A partir daí, uma “singularidade”, de fato, acontece. A partir dessa disposição de ouvir o público e de transformar-se completamente a partir das atitudes desse público, a obra estará realmente aberta. Sim, eles têm controle da ação, dos tempos e pausas, dos primeiros olhares. Mas utilizam esse controle e os olhares destinados a eles para distribuírem entre todos os presentes o poder de construir não só os sentidos, como também a obra em si. A calma, a paciência de esperar que as coisas aconteçam vindas do público sem que se precise provocá-las é o ingrediente essencial. Então, com todo o tempo do mundo, a interação acontece de verdade.

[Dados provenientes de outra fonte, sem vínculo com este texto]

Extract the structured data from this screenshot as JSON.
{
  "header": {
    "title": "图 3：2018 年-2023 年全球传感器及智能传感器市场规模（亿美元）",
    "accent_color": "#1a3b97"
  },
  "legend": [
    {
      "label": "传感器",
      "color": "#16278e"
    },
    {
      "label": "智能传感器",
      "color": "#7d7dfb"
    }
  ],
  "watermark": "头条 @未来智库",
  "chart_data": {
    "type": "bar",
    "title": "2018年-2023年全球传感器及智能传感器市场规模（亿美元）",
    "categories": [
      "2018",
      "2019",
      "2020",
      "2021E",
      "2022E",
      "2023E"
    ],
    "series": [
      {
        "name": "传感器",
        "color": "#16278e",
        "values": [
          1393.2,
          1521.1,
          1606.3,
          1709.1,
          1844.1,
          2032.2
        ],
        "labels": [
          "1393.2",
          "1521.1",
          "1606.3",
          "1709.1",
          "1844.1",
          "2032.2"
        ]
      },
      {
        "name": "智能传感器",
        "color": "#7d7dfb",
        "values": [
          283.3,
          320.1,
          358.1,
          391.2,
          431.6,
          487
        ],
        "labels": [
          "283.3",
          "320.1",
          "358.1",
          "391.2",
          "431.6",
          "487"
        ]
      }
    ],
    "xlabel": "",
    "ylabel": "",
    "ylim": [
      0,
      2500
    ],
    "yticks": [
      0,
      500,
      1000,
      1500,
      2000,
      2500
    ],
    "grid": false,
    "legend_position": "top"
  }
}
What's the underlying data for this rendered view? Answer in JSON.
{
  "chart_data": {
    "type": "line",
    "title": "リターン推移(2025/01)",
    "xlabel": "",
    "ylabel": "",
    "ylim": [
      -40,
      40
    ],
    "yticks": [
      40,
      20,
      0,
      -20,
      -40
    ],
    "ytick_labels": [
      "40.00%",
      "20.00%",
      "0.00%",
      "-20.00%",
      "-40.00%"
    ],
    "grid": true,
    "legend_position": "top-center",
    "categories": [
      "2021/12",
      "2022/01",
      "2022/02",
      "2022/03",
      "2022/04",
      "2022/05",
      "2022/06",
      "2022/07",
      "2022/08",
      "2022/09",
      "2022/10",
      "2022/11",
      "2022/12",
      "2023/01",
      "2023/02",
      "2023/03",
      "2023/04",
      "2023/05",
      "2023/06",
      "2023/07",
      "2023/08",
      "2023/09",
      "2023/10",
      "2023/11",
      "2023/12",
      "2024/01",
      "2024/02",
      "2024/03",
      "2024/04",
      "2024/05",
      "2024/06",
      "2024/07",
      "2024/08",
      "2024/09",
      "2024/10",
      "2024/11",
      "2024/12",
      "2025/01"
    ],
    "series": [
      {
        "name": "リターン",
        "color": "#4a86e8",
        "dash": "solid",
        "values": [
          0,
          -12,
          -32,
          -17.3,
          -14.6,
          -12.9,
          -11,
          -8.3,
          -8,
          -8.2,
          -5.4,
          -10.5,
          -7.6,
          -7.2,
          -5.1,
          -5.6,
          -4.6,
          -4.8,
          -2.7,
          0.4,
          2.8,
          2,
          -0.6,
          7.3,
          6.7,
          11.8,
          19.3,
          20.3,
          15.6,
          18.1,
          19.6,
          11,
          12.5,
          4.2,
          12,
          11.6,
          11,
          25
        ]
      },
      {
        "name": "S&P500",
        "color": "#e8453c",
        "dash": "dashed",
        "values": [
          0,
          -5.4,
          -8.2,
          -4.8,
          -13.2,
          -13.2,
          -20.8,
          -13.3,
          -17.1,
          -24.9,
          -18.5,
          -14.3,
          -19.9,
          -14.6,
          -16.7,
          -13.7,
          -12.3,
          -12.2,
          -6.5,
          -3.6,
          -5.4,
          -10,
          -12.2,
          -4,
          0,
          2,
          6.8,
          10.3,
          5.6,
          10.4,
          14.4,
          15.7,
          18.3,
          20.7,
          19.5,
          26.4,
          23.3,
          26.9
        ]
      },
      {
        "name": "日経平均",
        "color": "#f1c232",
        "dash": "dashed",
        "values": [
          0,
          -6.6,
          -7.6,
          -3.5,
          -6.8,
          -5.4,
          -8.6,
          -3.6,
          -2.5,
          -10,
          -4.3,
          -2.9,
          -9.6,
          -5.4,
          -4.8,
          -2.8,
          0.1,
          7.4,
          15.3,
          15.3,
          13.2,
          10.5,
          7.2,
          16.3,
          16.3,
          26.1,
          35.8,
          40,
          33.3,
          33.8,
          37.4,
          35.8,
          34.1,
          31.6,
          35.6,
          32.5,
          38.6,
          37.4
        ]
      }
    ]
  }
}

Sempre me atentei a momentos preciosos de interação entre artista e público. Momentos em que se quebra essa magia estranha que se criou em torno dos artistas (que, pelo meu ponto de vista, todos somos) para tranformar alguns deles em produtos-celebridades a serem vendidos e comprados e exibidos na TV. Já vi alguns momentos assim. Grupos como o Oficina, que fazem isso de maneira mais escancarada e até impositiva, mas que conseguem por esse caminho momentos sublimes como um cochilinho conjunto no meio do palco em Os Sertões – Homem I. Casos como o do Grupo XIX de Teatro, que tem a habilidade de construir fábulas encantadoras a partir de palavras, referências, nomes oferecidos a eles pelo público. Ou, ainda, atores de rua capazes de se deixar afetar de tal forma pelo movimento vivo de seu público que conseguem dar a devida importância ao que está em volta do espetáculo. Um último exemplo que me ocorre é a última criação da Cia do Quintal, o espetáculo Caleidoscópio (tem crítica na Bacante aqui ó), que segue o caminho da improvisação, mas agora em função da construção de uma fábula – e quem dá os pontos de partida, conexão e chegada para a fábula a ser construída é o público. Sim, são momentos memoráveis. No entanto, o encontro promovido em Kamchatka vai além de pegar do público elementos para que os atores contem uma história, vai até a idéia de criar as condições para que as pessoas contem sua história coletiva, criem realmente juntas, revejam seu cotidiano. E isso não acontece em momentos pré-determinados, acontece durante toda a encenação.

Pode parecer que nada de importante será dito ou descoberto se os atores não trouxerem nada para mostrar ou compartilhar como mensagem – ou, ainda, pode ficar aquela coisa meio piegas de promover encontros e abraços – no entanto a disposição e a curiosidade que eles trazem para espelhar e estranhar as lógicas da sociedade são em si extremamente importantes, sobretudo porque não estão presos à necessidade de ser carinhoso ou de fazer rir. Não foi à toa que em Engenheiro Shimidt discutimos, profundamente e sem precisar sequer de uma palavra, a complexidade da propriedade privada e a estupidez com que a levamos tão a sério. E é assim porque os temas estão no mundo esperando e, nesse caso, os artistas estão indo, junto com o público, olhar para eles.

Quando falo da propriedade privada, me remeto a diversos momentos em que os atores, seguidos pelo público, entraram ou tentaram entrar em residências. Extremamente amedrontados, uma foi rude e nos expulsou, puxando um dos atores pelo braço e dizendo “aqui você não vai entrar”, outro fechou o portão eletrônico e soltou os cachorros, outra, no entanto, depois de correr atrás da atriz que a driblou para percorrer seu quintal, se rendeu recebeu a todos com a família em um chá da tarde ao ar livre. Nenhuma das casas foi roubada, depredada, desapropriada. Muitas pessoas foram embora discutindo os limites dos direitos das pessoas sobre os espaços que elas cercaram e chamaram de seus (ou compraram já cercados, enfim).

Há, no entanto, um porém com relação à escolha deste espetáculo para participar do FIT 2010. Se, segundo texto constante no catálogo do festival, trata-se de “teatros que não se configuram como um ESPELHO DO MUNDO” e, ainda, se “não nos reconheceremos – nem a nós, nem ao nosso mundo – nestes palcos”, tem alguma coisa errada com Kamchatka, que, além de espelhar o mundo, coloca sobre ele, a partir da vontade do público e como fazem os bons palhaços, uma curiosa lente de aumento. Tem alguma coisa errada… ufa, que bom.

7 caras e uma moça meio esquisitos que salvaram minha ida ao FIT

Assisti a dois encontros de Kamchátka, ambos no dia 18 de julho de 2010: um às 10h da manhã no distrito de Talhado e outro às 16h em Engenheiro Schimidt, a cidade dos doces maravilhosos.